These Whistleblowers Think the NSA is Blackmailing Obama and Congress

Impact

Jay Stanley, a senior policy analyst at the American Civil Liberties Union (ACLU) who has worked on issues related to NSA data gathering, has an unlikely theory as to why so many senior officials across multiple parts of the government are supportive of the NSA's activities despite a majority of Americans being against the practice. In a recent ACLU blog post, Stanley brought up the possibility that the NSA uses information gathered on public officials to strong-arm their political trajectories in favor of the agency. He writes:

"Everyone has dark suspicions about their political opponents from time to time, and Americans are highly distrustful of government in general.
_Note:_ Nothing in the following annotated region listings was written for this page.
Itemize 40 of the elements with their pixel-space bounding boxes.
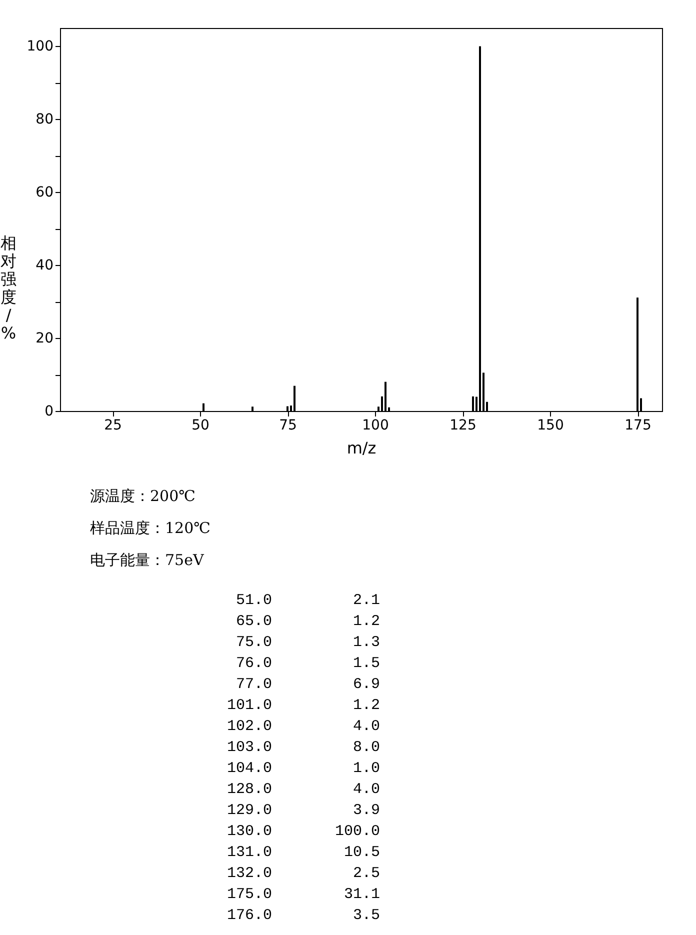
- x-tick-label: 150: [537, 418, 564, 434]
- y-tick-label: 80: [36, 112, 54, 128]
- x-tick-label: 25: [104, 418, 122, 434]
- bar: [294, 386, 296, 411]
- text: 176.0 3.5: [226, 906, 380, 926]
- text: 51.0 2.1: [234, 591, 380, 611]
- text: 132.0 2.5: [226, 864, 380, 884]
- y-tick-label: 20: [36, 330, 54, 347]
- x-axis-title: m/z: [346, 438, 376, 458]
- text: 源温度：200℃: [90, 486, 196, 507]
- x-tick-label: 50: [192, 418, 210, 434]
- y-tick-label: 0: [44, 404, 54, 420]
- x-tick-label: 175: [624, 418, 652, 434]
- bar: [479, 46, 481, 411]
- bar: [384, 382, 386, 411]
- y-tick-label: 40: [36, 258, 54, 274]
- text: 77.0 6.9: [234, 675, 380, 695]
- text: 75.0 1.3: [234, 633, 380, 653]
- bar: [472, 396, 474, 411]
- text: 175.0 31.1: [226, 885, 380, 905]
- y-tick-label: 100: [26, 38, 54, 55]
- text: 104.0 1.0: [226, 759, 380, 779]
- text: 103.0 8.0: [226, 738, 380, 758]
- text: 76.0 1.5: [234, 654, 380, 674]
- text: 101.0 1.2: [226, 696, 380, 716]
- text: 样品温度：120℃: [90, 518, 210, 539]
- text: 131.0 10.5: [226, 843, 380, 863]
- bar: [202, 403, 204, 411]
- text: 128.0 4.0: [226, 780, 380, 800]
- text: 129.0 3.9: [226, 801, 380, 821]
- x-tick-label: 100: [362, 418, 389, 434]
- text: 电子能量：75eV: [90, 550, 205, 571]
- text: 65.0 1.2: [234, 612, 380, 632]
- bar: [252, 406, 254, 411]
- x-tick-label: 75: [279, 418, 297, 434]
- y-tick-label: 60: [36, 184, 54, 201]
- x-tick-label: 125: [450, 418, 476, 434]
- text: 130.0 100.0: [226, 822, 380, 842]
- text: 102.0 4.0: [226, 717, 380, 737]
- y-axis-title: 相对强度/%: [0, 234, 16, 342]
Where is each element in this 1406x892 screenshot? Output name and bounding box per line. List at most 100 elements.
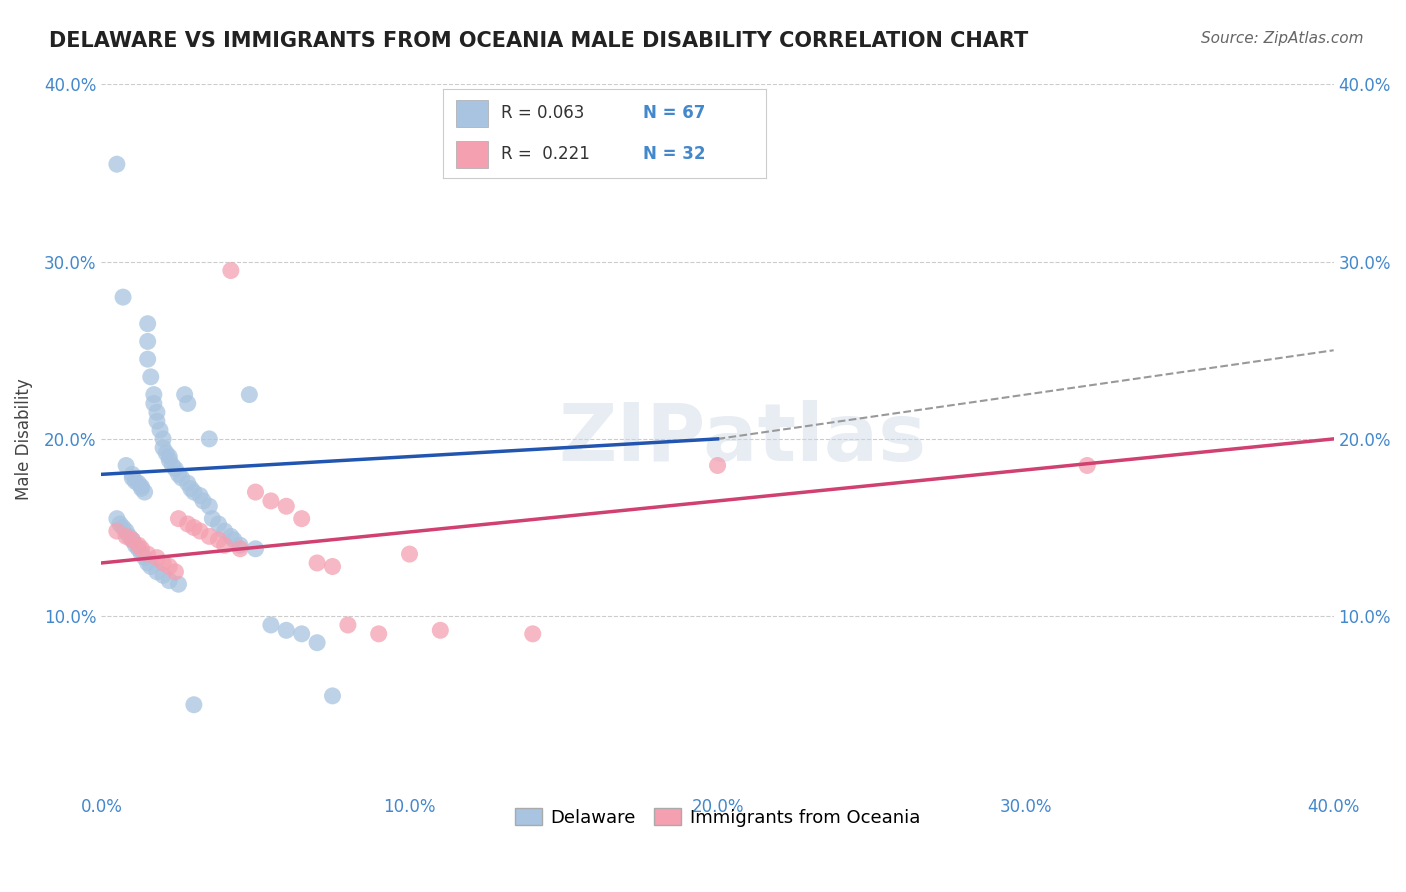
Point bbox=[142, 396, 165, 410]
Point bbox=[167, 467, 190, 482]
Point bbox=[121, 533, 143, 547]
Point bbox=[131, 482, 153, 496]
Bar bbox=[456, 100, 488, 127]
Point bbox=[121, 471, 143, 485]
Point bbox=[167, 511, 190, 525]
Point bbox=[219, 529, 242, 543]
Point bbox=[157, 450, 180, 464]
Point bbox=[105, 524, 128, 538]
Point bbox=[152, 432, 174, 446]
Point bbox=[127, 476, 149, 491]
Point bbox=[152, 556, 174, 570]
Point bbox=[170, 471, 193, 485]
Point bbox=[198, 432, 221, 446]
Point bbox=[157, 453, 180, 467]
Point bbox=[115, 458, 138, 473]
Point bbox=[183, 698, 205, 712]
Text: R = 0.063: R = 0.063 bbox=[501, 104, 585, 122]
Point bbox=[142, 387, 165, 401]
Point bbox=[124, 475, 146, 489]
Legend: Delaware, Immigrants from Oceania: Delaware, Immigrants from Oceania bbox=[508, 801, 928, 834]
Point bbox=[118, 529, 141, 543]
Point bbox=[136, 317, 159, 331]
Point bbox=[165, 565, 187, 579]
Point bbox=[321, 689, 343, 703]
Point bbox=[219, 263, 242, 277]
Point bbox=[398, 547, 420, 561]
Point bbox=[214, 538, 236, 552]
Text: R =  0.221: R = 0.221 bbox=[501, 145, 591, 163]
Point bbox=[131, 547, 153, 561]
Point bbox=[177, 396, 200, 410]
Point bbox=[115, 524, 138, 538]
Point bbox=[245, 485, 267, 500]
Point bbox=[183, 485, 205, 500]
Point bbox=[115, 529, 138, 543]
Point bbox=[307, 636, 329, 650]
Text: N = 32: N = 32 bbox=[644, 145, 706, 163]
Text: DELAWARE VS IMMIGRANTS FROM OCEANIA MALE DISABILITY CORRELATION CHART: DELAWARE VS IMMIGRANTS FROM OCEANIA MALE… bbox=[49, 31, 1028, 51]
Point bbox=[146, 405, 169, 419]
Point bbox=[229, 538, 252, 552]
Point bbox=[121, 533, 143, 547]
Point bbox=[276, 500, 298, 514]
Point bbox=[207, 516, 229, 531]
Point bbox=[167, 577, 190, 591]
Point bbox=[136, 556, 159, 570]
Point bbox=[177, 476, 200, 491]
Point bbox=[522, 627, 544, 641]
Point bbox=[706, 458, 728, 473]
Point bbox=[121, 467, 143, 482]
Point bbox=[162, 458, 184, 473]
Point bbox=[291, 627, 314, 641]
Point bbox=[207, 533, 229, 547]
Point bbox=[1076, 458, 1098, 473]
Y-axis label: Male Disability: Male Disability bbox=[15, 378, 32, 500]
Text: Source: ZipAtlas.com: Source: ZipAtlas.com bbox=[1201, 31, 1364, 46]
Point bbox=[260, 618, 283, 632]
Point bbox=[131, 480, 153, 494]
Point bbox=[149, 423, 172, 437]
Point bbox=[139, 559, 162, 574]
Text: ZIPatlas: ZIPatlas bbox=[558, 400, 927, 478]
Point bbox=[136, 334, 159, 349]
Text: N = 67: N = 67 bbox=[644, 104, 706, 122]
Point bbox=[188, 524, 211, 538]
Point bbox=[146, 414, 169, 428]
Point bbox=[146, 550, 169, 565]
Point bbox=[201, 511, 224, 525]
Point bbox=[188, 489, 211, 503]
Point bbox=[146, 565, 169, 579]
Point bbox=[307, 556, 329, 570]
Point bbox=[177, 516, 200, 531]
Point bbox=[136, 352, 159, 367]
Point bbox=[336, 618, 359, 632]
Point bbox=[183, 520, 205, 534]
Point bbox=[127, 541, 149, 556]
Point bbox=[429, 624, 451, 638]
Point bbox=[260, 494, 283, 508]
Point bbox=[245, 541, 267, 556]
Point bbox=[112, 290, 135, 304]
Point bbox=[367, 627, 389, 641]
Point bbox=[152, 441, 174, 455]
Point bbox=[229, 541, 252, 556]
Point bbox=[134, 550, 156, 565]
Point bbox=[131, 541, 153, 556]
Point bbox=[157, 559, 180, 574]
Point bbox=[173, 387, 195, 401]
Point bbox=[321, 559, 343, 574]
Point bbox=[238, 387, 260, 401]
Point bbox=[180, 482, 202, 496]
Point bbox=[291, 511, 314, 525]
Point bbox=[198, 500, 221, 514]
Point bbox=[105, 157, 128, 171]
Point bbox=[198, 529, 221, 543]
Point bbox=[139, 369, 162, 384]
Point bbox=[157, 574, 180, 588]
Point bbox=[124, 538, 146, 552]
Point bbox=[165, 462, 187, 476]
Point bbox=[214, 524, 236, 538]
Point bbox=[134, 485, 156, 500]
Point bbox=[222, 533, 245, 547]
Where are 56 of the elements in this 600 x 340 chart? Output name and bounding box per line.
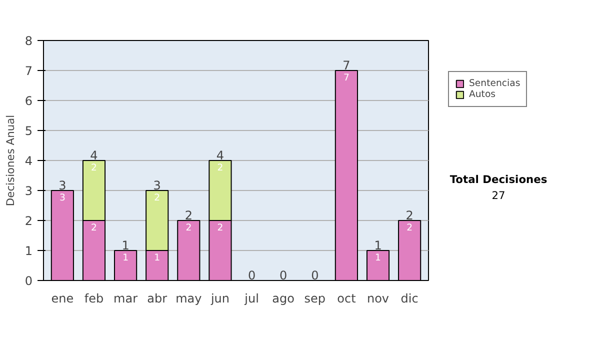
x-tick-label: ago [272,292,294,306]
data-label: 2 [91,222,97,234]
y-axis-title: Decisiones Anual [4,114,17,206]
total-label: 7 [342,58,350,72]
total-label: 2 [184,208,192,222]
data-label: 2 [217,162,224,174]
bar [398,220,422,280]
x-tick-label: jul [244,292,259,306]
y-tick-label: 7 [24,64,33,78]
y-tick-label: 2 [24,214,33,228]
y-tick-label: 6 [24,94,33,108]
bar [114,250,138,280]
x-tick-label: jun [210,292,230,306]
total-label: 0 [311,268,319,282]
total-label: 3 [153,178,161,192]
x-tick-label: sep [304,292,326,306]
legend-label: Autos [469,89,496,100]
bar [177,220,200,280]
data-label: 1 [154,252,160,264]
y-tick-label: 3 [24,184,33,198]
total-label: 4 [90,148,98,162]
y-tick-label: 0 [24,274,33,288]
legend-label: Sentencias [469,78,520,89]
x-tick-label: oct [337,292,356,306]
bar [366,250,390,280]
text: Total Decisiones [450,172,548,186]
data-label: 2 [186,222,192,234]
data-label: 1 [375,252,382,264]
data-label: 1 [122,252,129,264]
y-tick-label: 5 [24,124,33,138]
data-label: 2 [91,162,97,174]
bar [50,190,74,280]
data-label: 2 [154,192,160,204]
x-tick-label: may [176,292,202,306]
data-label: 7 [343,72,350,84]
total-label: 0 [280,268,288,282]
x-tick-label: mar [114,292,138,306]
total-label: 0 [248,268,256,282]
data-label: 2 [217,222,224,234]
text: 27 [492,189,506,202]
y-tick-label: 4 [24,154,33,168]
y-tick-label: 1 [24,244,33,258]
total-label: 1 [122,238,130,252]
x-tick-label: nov [366,292,390,306]
bar [334,70,358,280]
data-label: 2 [406,222,413,234]
x-tick-label: ene [51,292,74,306]
total-label: 3 [58,178,66,192]
y-tick-label: 8 [24,34,33,48]
total-label: 1 [374,238,382,252]
x-tick-label: dic [400,292,418,306]
x-tick-label: feb [84,292,104,306]
total-label: 2 [406,208,414,222]
total-label: 4 [216,148,224,162]
x-tick-label: abr [147,292,168,306]
data-label: 3 [59,192,66,204]
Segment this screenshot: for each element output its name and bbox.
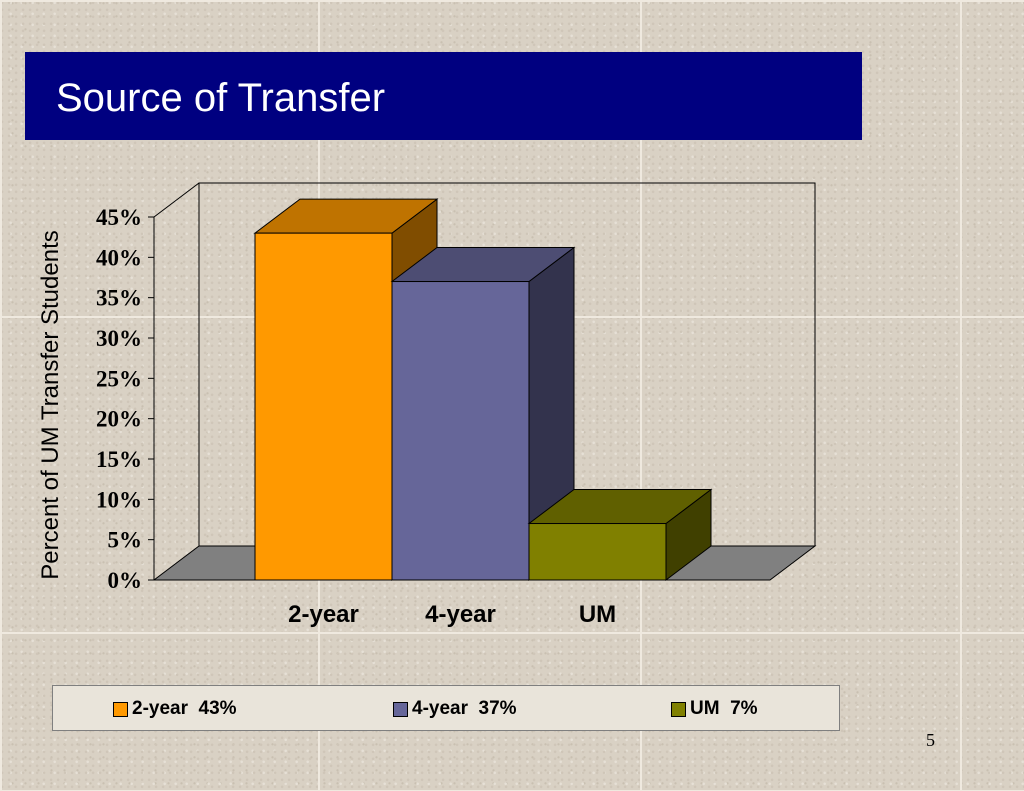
legend-swatch-2-year (113, 701, 128, 717)
slide-number: 5 (926, 730, 935, 750)
y-axis-label: Percent of UM Transfer Students (37, 230, 64, 580)
bars (253, 198, 713, 582)
y-tick-label: 45% (96, 205, 142, 230)
slide-title: Source of Transfer (56, 76, 386, 120)
y-tick-label: 30% (96, 326, 142, 351)
legend-label-um: UM 7% (690, 698, 758, 719)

When there is any opening at all for members of the public to suspect that officials from the legislative and judicial branches could be vulnerable to leverage from secretive agencies within the executive branch — and when those officials can even suspect they might be subject to leverage — that is a serious problem for our democracy."

According to former NSA analyst and Bush-era whistleblower Russ Tice, the NSA has been using eavesdropping activities to gather intelligence on powerful people in the U.S. government for years. This year he even claimed that the NSA ordered wiretapping on President Barack Obama when he was a candidate for Senate. Tice, in an interview for the website of FBI whistleblower Sibel Edmonds, said:

"They went after – and I know this because I had my hands literally on the paperwork for these sort of things–they went after high-ranking military officers; they went after members of Congress, both Senate and the House, especially on the intelligence committees and on the armed services committees and some of the–and judicial.

But they went after other ones, too. They went after lawyers and law firms. All kinds of–heaps of lawyers and law firms. They went after judges. One of the judges is now sitting on the Supreme Court that I had his wiretap information in my hand. Two are former FISA court judges. They went after State Department officials. They went after people in the executive service that were part of the White House – their own people. They went after antiwar groups. They went after U.S. international–U.S. companies that that do international business, you know, business around the world. They went after U.S. banking firms and financial firms that do international business. They went after NGOs that – like the Red Cross, people like that that go overseas and do humanitarian work. They went after a few antiwar civil rights groups.

So, you know, don't tell me that there's no abuse, because I've had this stuff in my hand and looked at it. And in some cases, I literally was involved in the technology that was going after this stuff."

Tice would later in the interview go on to make that enormous claim that the NSA ordered the wiretapping of then "wannabe senator from Illinois," Barack Obama, and that he held the NSA order in his own hands at one point.

Why would it matter, if proven true, that President Obama had been wiretapped? According to retired CIA analyst and briefer to numerous presidents Ray McGovern, the reason Obama has largely changed his stance on the NSA's intelligence gathering practices from when he was a candidate for president, and why he has exponentially ramped up the extrajudicial killing of terror suspects by CIA drones, is because he is at the whim of the intelligence apparatus for things they might have uncovered about his past. On a radio show McGovern said:

"Which leads to the question, why would [Obama] do all these things? Why would he be afraid for example, to take the drones away from the CIA? Well, I've come to the conclusion that he's afraid. Number one, he's afraid of what happened to Martin Luther King Jr. And I know from a good friend who was there when it happened, that at a small dinner with progressive supporters – after these progressive supporters were banging on Obama before the election, 'Why don't you do the things we thought you stood for?' Obama turned sharply and said, 'Don't you remember what happened to Martin Luther King Jr.?' That's a quote, and that's a very revealing quote."

Is the NSA using wiretapping and other unconventional data gathering methods to gather sensitive private information on government officials to blackmail them into maintaining their support? It's an unconvincing assertion at best. The possibility, however, that blackmail a-la-J. Edgar Hoover goes on should be considered in the important debate over the future of wiretapping and data collection here in America.